— А не ты ли, Федора, похвалялась золотить стрельцам зубы? — снова спрашивал Ромодановский.
— Нету, боярин, такой похвалки от меня не было, — отвечала вопрошаемая.
Ромодановский перенес глаза на трепещущую Меласю, и в безжизненных глазах этих сказалось что-то вроде жалости.
— И ты не сымаешь твоих речей с Маланьи? — снова спросил он Родимицу.
— Не сымаю, боярин: с самого второго крымского походу она злое мыслила на великого государя, — отвечала та как по-писаному.
— А в чем то злое объявилось?
— В том Маланьино злое объявилось, что будучи она в Преображенском и вынула землю из-под следа государева.
— И ты то ее дело видела?
— Видела, боярин.
— На какое же действо она тот след вынимала?
— А на такое действо: отдала она ту землю для составу неведомо какой женке, чтоб женка та сделала отраву, — чем бы известь государя насмерть.
— И что ж, та отрава была сделана?
— Сделана, боярин, сделана.
— Ну и что же?
— Да то: ходила та женка с тем отравным зельем в Марьину рощу, чтоб улучить время и вылить то зелье в ступню государеву.
— Так женка, сказываешь, ходила, а не Маланья?
— Женка, боярин, а Маланья ждала ее.
— Ну и что же, влила отраву в ступню государеву?
— Не ведаю, боярин, должно, не улучила: а кабы, говорит, улучила вылить в ступню, так не жить бы государю и трех дней.
— И это она тебе говорила? — лукаво спросил хитрый князь.
— Нету, боярин, не мне, а Маланье, а я услыхала.

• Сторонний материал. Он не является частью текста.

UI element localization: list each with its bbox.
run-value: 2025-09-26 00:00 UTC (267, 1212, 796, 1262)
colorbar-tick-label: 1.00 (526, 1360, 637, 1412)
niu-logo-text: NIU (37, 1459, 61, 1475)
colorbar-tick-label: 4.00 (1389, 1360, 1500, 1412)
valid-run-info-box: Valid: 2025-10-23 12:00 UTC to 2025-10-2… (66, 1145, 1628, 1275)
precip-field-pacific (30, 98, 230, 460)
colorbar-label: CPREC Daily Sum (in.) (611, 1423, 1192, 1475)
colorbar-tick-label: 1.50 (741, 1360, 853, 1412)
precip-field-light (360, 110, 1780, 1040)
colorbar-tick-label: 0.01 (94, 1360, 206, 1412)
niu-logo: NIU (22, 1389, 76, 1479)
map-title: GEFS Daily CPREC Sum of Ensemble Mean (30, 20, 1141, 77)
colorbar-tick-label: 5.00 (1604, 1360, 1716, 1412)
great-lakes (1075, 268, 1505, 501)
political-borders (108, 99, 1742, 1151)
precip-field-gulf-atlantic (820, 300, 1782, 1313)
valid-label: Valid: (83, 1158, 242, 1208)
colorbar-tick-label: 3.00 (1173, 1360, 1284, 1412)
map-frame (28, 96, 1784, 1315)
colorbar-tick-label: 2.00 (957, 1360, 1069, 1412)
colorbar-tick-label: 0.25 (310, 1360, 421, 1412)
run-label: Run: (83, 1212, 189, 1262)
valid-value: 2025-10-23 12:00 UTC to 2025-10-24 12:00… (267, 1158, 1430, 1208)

— Что ж, ты и зелье видела?
— Видела, боярин: красно, что кровь.
— Где же оное зелье подели?
— А не ведаю, боярин… Моим речам конец.
Ромодановский опять перенес свои глаза на Меласю, долго смотрел на нее молча, как бы силясь проникнуть в душу девушки, которая едва стояла на ногах, и, казалось, проникнул.
— Что же скажешь на Федорины речи? — спросил он ее.
Девушка молчала, только слезы, долго сдерживаемые ужасом, разом закапали из темных кротких очей.
— Добро, не плачь, — мягким голосом сказал Ромодановский, — говори, как тебя зовут?
— Маланьей, — отвечала чуть слышно девушка.
— А откуда родом? Кто твой отец?
— Родом я из Черкасской земли, а отца не помню: взяли меня татары малою и с сестрою отвели в полон в Крым.
— А как звали твою сестру?
— Педорей.
— Как? Такого имени я не знаю.
Родимица при этом имени как-то встрепенулась: в ее глазах как бы тревога сказалась, и она с боязнью стала всматриваться в девушку, про которую сказала государево «слово и дело».
— Ну и где же твоя сестра? — продолжал допрашивать Ромодановский.
— Ее продали в Цареграде, — был ответ.
— А ты что же? У кого была в полону?
— Меня купил Мурза Карадаг, а Карадагова жена продала меня на рынок в Козлов — город, а на рынке купил меня боярин Сухотин для царевны Софьи Алексеевны, и жила я «на верху», у царевны, около десяти лет в постельницах.
— А зло на великого государя мыслила?
— Нет… на великого государя зла никогда и в мыслях не держала.
— А след у государя вынимала?
— Нет… видит Бог, нет… Я не знаю, как след вынимать…
— Добро! А с какою женкою ты зло на государя мыслила?